For decades, the search for habitable worlds in space has focused almost exclusively on rocky planets in the so-called “habitable zone” (Goldilocks zone) around their stars, that narrow range of distances in which water can remain liquid. A new study published in early March 2026 radically expands that framework, proposing that natural satellites of distant planets, rather than the planets themselves, may be the real hiding places for life in space. And that the atmosphere and its key ingredient is not starlight, but hydrogen.
Researchers have shown that exomoons, natural satellites orbiting planets in other solar systems, can maintain life-sustaining conditions for billions of years if they retain thick hydrogen-rich atmospheres. The mechanism is basically atmospheric: the hydrogen atmosphere creates a greenhouse effect far more powerful than carbon dioxide or water vapor, trapping heat radiation with remarkable efficiency even on a moon far outside the conventional habitable zone of its star. The result is habitability that does not depend on proximity to the sun, but on the chemistry and physics of the atmosphere.
What makes this hypothesis particularly exciting is the time horizon it implies. The study indicates that under the right conditions, such moons could remain habitable not only for a few hundred million years, but through time scales comparable to the entire biological history of the Earth. That’s the key difference: Life on Earth evolved from single-celled organisms to complex beings over the course of three to four billion years. If exomoons can provide stable conditions for that duration, theoretically there is enough time for complex life forms as well.
Exomoons have long been neglected in astrobiological research, in part because they are more difficult to detect and study than planets. But that perspective is changing. Our own solar system has dozens of satellites, of which Europa and Enceladus are already considered serious candidates for microbial life. If this idea is scaled to the entire galaxy, where giant and icy planets are extremely widespread, the number of potentially habitable moons becomes almost unimaginably large.

The study comes with clear limitations that the researchers themselves point out. For now, this is a theoretical work based on atmospheric modeling, not direct observations of actual exomoons. Not a single exomoon has been confirmed with absolute certainty, although there are several tantalizing candidates in the data so far. Physical constraints also exist when it comes to gravity: the moon must be massive enough to retain light hydrogen for long periods of time, and it must be sufficiently shielded from its star’s ultraviolet radiation, which can erode the atmosphere.

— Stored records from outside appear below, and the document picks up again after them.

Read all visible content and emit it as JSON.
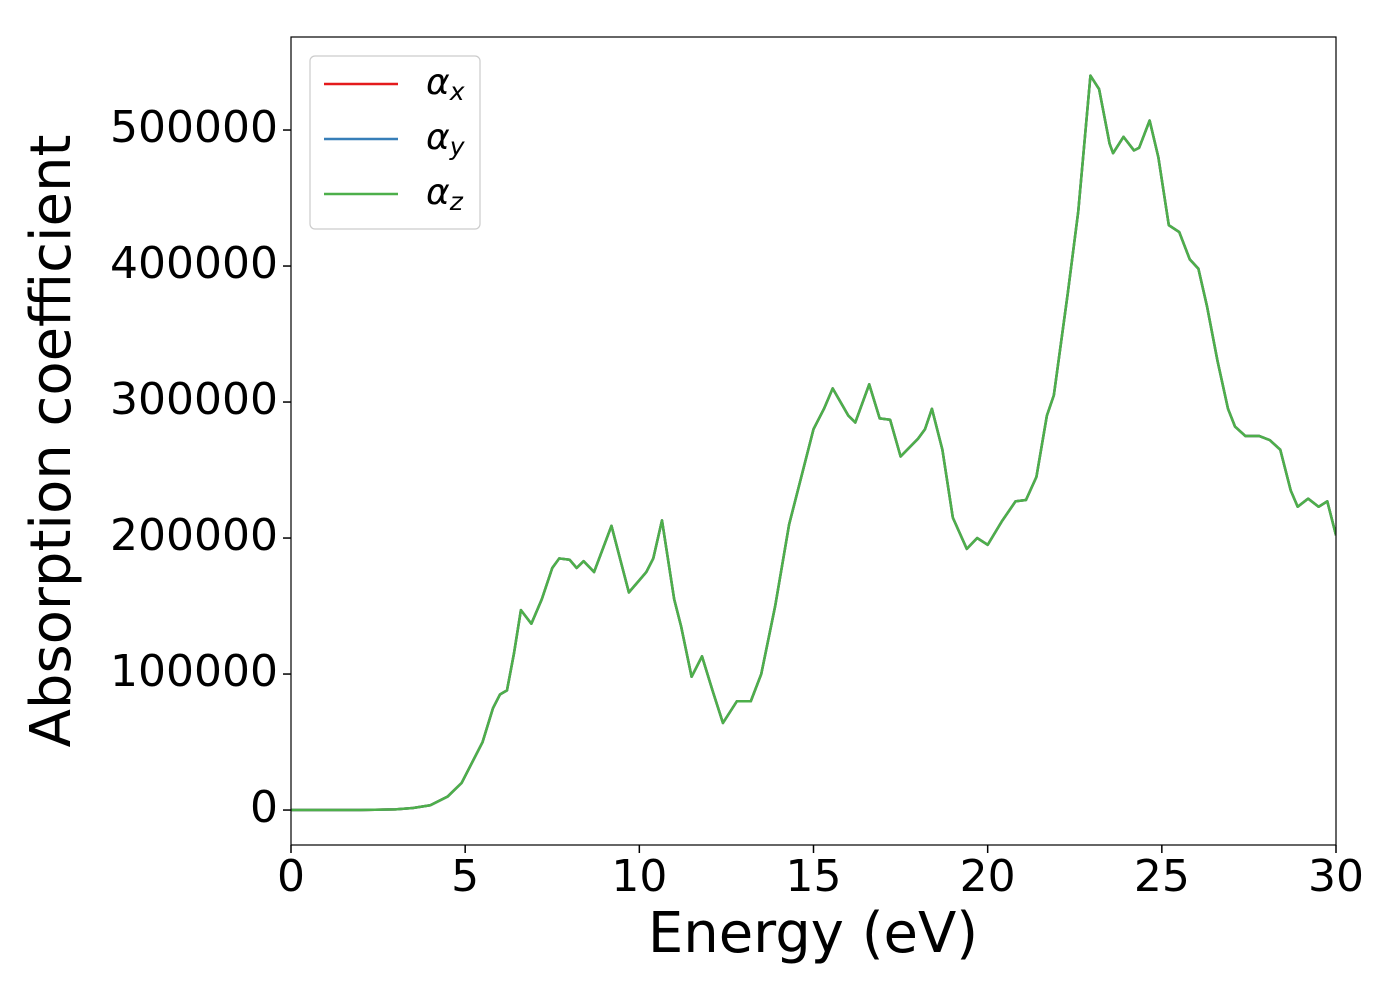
{
  "chart_data": {
    "type": "line",
    "xlabel": "Energy (eV)",
    "ylabel": "Absorption coefficient",
    "x": [
      0,
      2,
      3,
      3.5,
      4,
      4.5,
      4.9,
      5.2,
      5.5,
      5.8,
      6,
      6.2,
      6.4,
      6.6,
      6.9,
      7.2,
      7.5,
      7.7,
      8,
      8.2,
      8.4,
      8.7,
      9.2,
      9.7,
      10.2,
      10.4,
      10.65,
      11,
      11.2,
      11.5,
      11.8,
      12.1,
      12.4,
      12.8,
      13.2,
      13.5,
      13.9,
      14.3,
      14.7,
      15,
      15.3,
      15.55,
      16,
      16.2,
      16.6,
      16.9,
      17.2,
      17.5,
      18,
      18.2,
      18.4,
      18.7,
      19,
      19.4,
      19.7,
      20,
      20.4,
      20.8,
      21.1,
      21.4,
      21.7,
      21.9,
      22.3,
      22.6,
      22.95,
      23.2,
      23.5,
      23.6,
      23.9,
      24.2,
      24.35,
      24.65,
      24.9,
      25.2,
      25.5,
      25.8,
      26.05,
      26.3,
      26.6,
      26.9,
      27.1,
      27.4,
      27.8,
      28.1,
      28.4,
      28.7,
      28.9,
      29.2,
      29.5,
      29.75,
      30
    ],
    "series": [
      {
        "name": "αx",
        "color": "#e41a1c",
        "values": [
          0,
          0,
          500,
          1500,
          3500,
          10000,
          20000,
          35000,
          50000,
          75000,
          85000,
          88000,
          115000,
          147000,
          137000,
          155000,
          178000,
          185000,
          184000,
          178000,
          183000,
          175000,
          209000,
          160000,
          175000,
          185000,
          213000,
          155000,
          135000,
          98000,
          113000,
          88000,
          64000,
          80000,
          80000,
          100000,
          150000,
          210000,
          250000,
          280000,
          295000,
          310000,
          290000,
          285000,
          313000,
          288000,
          287000,
          260000,
          273000,
          280000,
          295000,
          265000,
          215000,
          192000,
          200000,
          195000,
          212000,
          227000,
          228000,
          245000,
          290000,
          305000,
          380000,
          440000,
          540000,
          530000,
          490000,
          483000,
          495000,
          485000,
          487000,
          507000,
          480000,
          430000,
          425000,
          405000,
          398000,
          370000,
          330000,
          295000,
          282000,
          275000,
          275000,
          272000,
          265000,
          235000,
          223000,
          229000,
          223000,
          227000,
          202000
        ]
      },
      {
        "name": "αy",
        "color": "#377eb8",
        "values": [
          0,
          0,
          500,
          1500,
          3500,
          10000,
          20000,
          35000,
          50000,
          75000,
          85000,
          88000,
          115000,
          147000,
          137000,
          155000,
          178000,
          185000,
          184000,
          178000,
          183000,
          175000,
          209000,
          160000,
          175000,
          185000,
          213000,
          155000,
          135000,
          98000,
          113000,
          88000,
          64000,
          80000,
          80000,
          100000,
          150000,
          210000,
          250000,
          280000,
          295000,
          310000,
          290000,
          285000,
          313000,
          288000,
          287000,
          260000,
          273000,
          280000,
          295000,
          265000,
          215000,
          192000,
          200000,
          195000,
          212000,
          227000,
          228000,
          245000,
          290000,
          305000,
          380000,
          440000,
          540000,
          530000,
          490000,
          483000,
          495000,
          485000,
          487000,
          507000,
          480000,
          430000,
          425000,
          405000,
          398000,
          370000,
          330000,
          295000,
          282000,
          275000,
          275000,
          272000,
          265000,
          235000,
          223000,
          229000,
          223000,
          227000,
          202000
        ]
      },
      {
        "name": "αz",
        "color": "#4daf4a",
        "values": [
          0,
          0,
          500,
          1500,
          3500,
          10000,
          20000,
          35000,
          50000,
          75000,
          85000,
          88000,
          115000,
          147000,
          137000,
          155000,
          178000,
          185000,
          184000,
          178000,
          183000,
          175000,
          209000,
          160000,
          175000,
          185000,
          213000,
          155000,
          135000,
          98000,
          113000,
          88000,
          64000,
          80000,
          80000,
          100000,
          150000,
          210000,
          250000,
          280000,
          295000,
          310000,
          290000,
          285000,
          313000,
          288000,
          287000,
          260000,
          273000,
          280000,
          295000,
          265000,
          215000,
          192000,
          200000,
          195000,
          212000,
          227000,
          228000,
          245000,
          290000,
          305000,
          380000,
          440000,
          540000,
          530000,
          490000,
          483000,
          495000,
          485000,
          487000,
          507000,
          480000,
          430000,
          425000,
          405000,
          398000,
          370000,
          330000,
          295000,
          282000,
          275000,
          275000,
          272000,
          265000,
          235000,
          223000,
          229000,
          223000,
          227000,
          202000
        ]
      }
    ],
    "xlim": [
      0,
      30
    ],
    "xticks": [
      0,
      5,
      10,
      15,
      20,
      25,
      30
    ],
    "ylim": [
      -25700,
      568400
    ],
    "yticks": [
      0,
      100000,
      200000,
      300000,
      400000,
      500000
    ],
    "grid": false,
    "legend": "upper left"
  }
}
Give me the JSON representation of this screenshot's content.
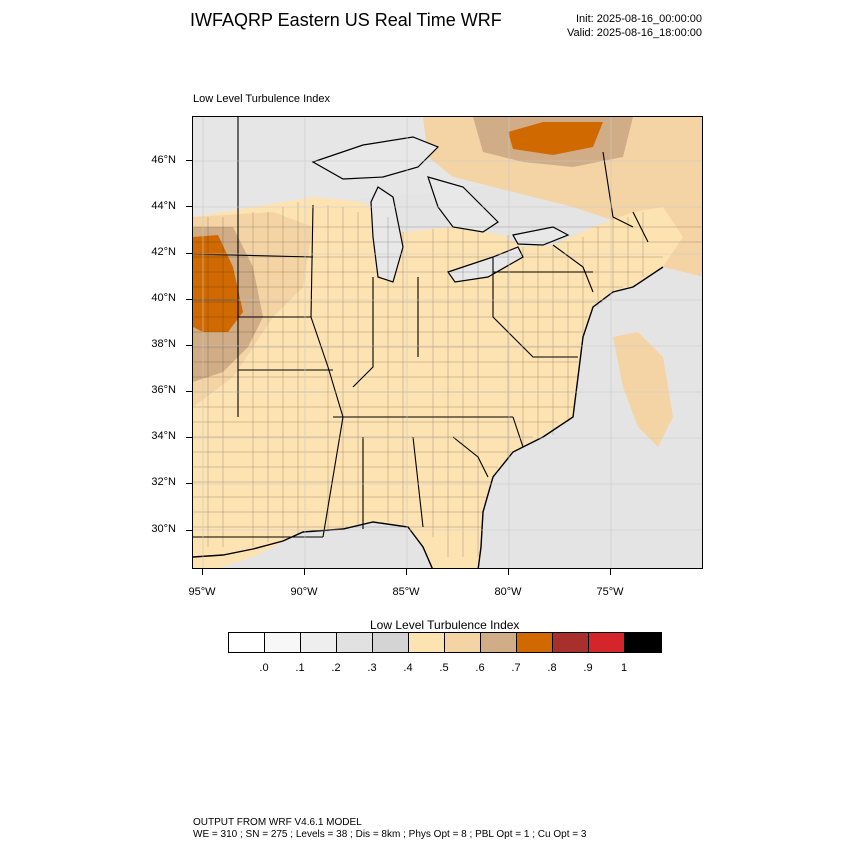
{
  "header": {
    "title": "IWFAQRP Eastern US Real Time WRF",
    "init": "Init: 2025-08-16_00:00:00",
    "valid": "Valid: 2025-08-16_18:00:00"
  },
  "plot": {
    "subtitle": "Low Level Turbulence Index",
    "lat_labels": [
      "46°N",
      "44°N",
      "42°N",
      "40°N",
      "38°N",
      "36°N",
      "34°N",
      "32°N",
      "30°N"
    ],
    "lon_labels": [
      "95°W",
      "90°W",
      "85°W",
      "80°W",
      "75°W"
    ]
  },
  "legend": {
    "title": "Low Level Turbulence Index",
    "colors": [
      "#ffffff",
      "#f7f7f7",
      "#eeeeee",
      "#e1e1e1",
      "#d4d4d4",
      "#fde2b2",
      "#f4d4a4",
      "#d0ad86",
      "#d06a00",
      "#a8302c",
      "#d4262a",
      "#000000"
    ],
    "labels": [
      ".0",
      ".1",
      ".2",
      ".3",
      ".4",
      ".5",
      ".6",
      ".7",
      ".8",
      ".9",
      "1"
    ]
  },
  "map_colors": {
    "ocean": "#e4e4e4",
    "land": "#fde2b2",
    "land_mid": "#f4d4a4",
    "land_high": "#d0ad86",
    "land_max": "#d06a00",
    "lakes": "#e8e8e8",
    "borders": "#000000"
  },
  "footer": {
    "line1": "OUTPUT FROM WRF V4.6.1 MODEL",
    "line2": "WE = 310 ; SN = 275 ; Levels = 38 ; Dis = 8km ; Phys Opt = 8 ; PBL Opt = 1 ; Cu Opt = 3"
  }
}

However, even the narrowest range of qualified candidates, spread across the hundreds of billions of stars in the Milky Way, represents an astronomically large absolute number of possible worlds. The James Webb telescope has already demonstrated the possibility of detecting chemical signatures in the atmospheres of exoplanets with a precision that was unattainable a decade ago. If future generations of telescopes are able to identify the spectroscopic signatures of hydrogen atmospheres around large moons, it opens up a whole new catalog of astronomical targets worth observing.
What this study actually offers is not just a new hypothesis about habitability, but a call to redefine the term itself. The search for life based solely on Earth as a template may have drastically underestimated the diversity of environments in which life can arise and survive for decades, reports DWS.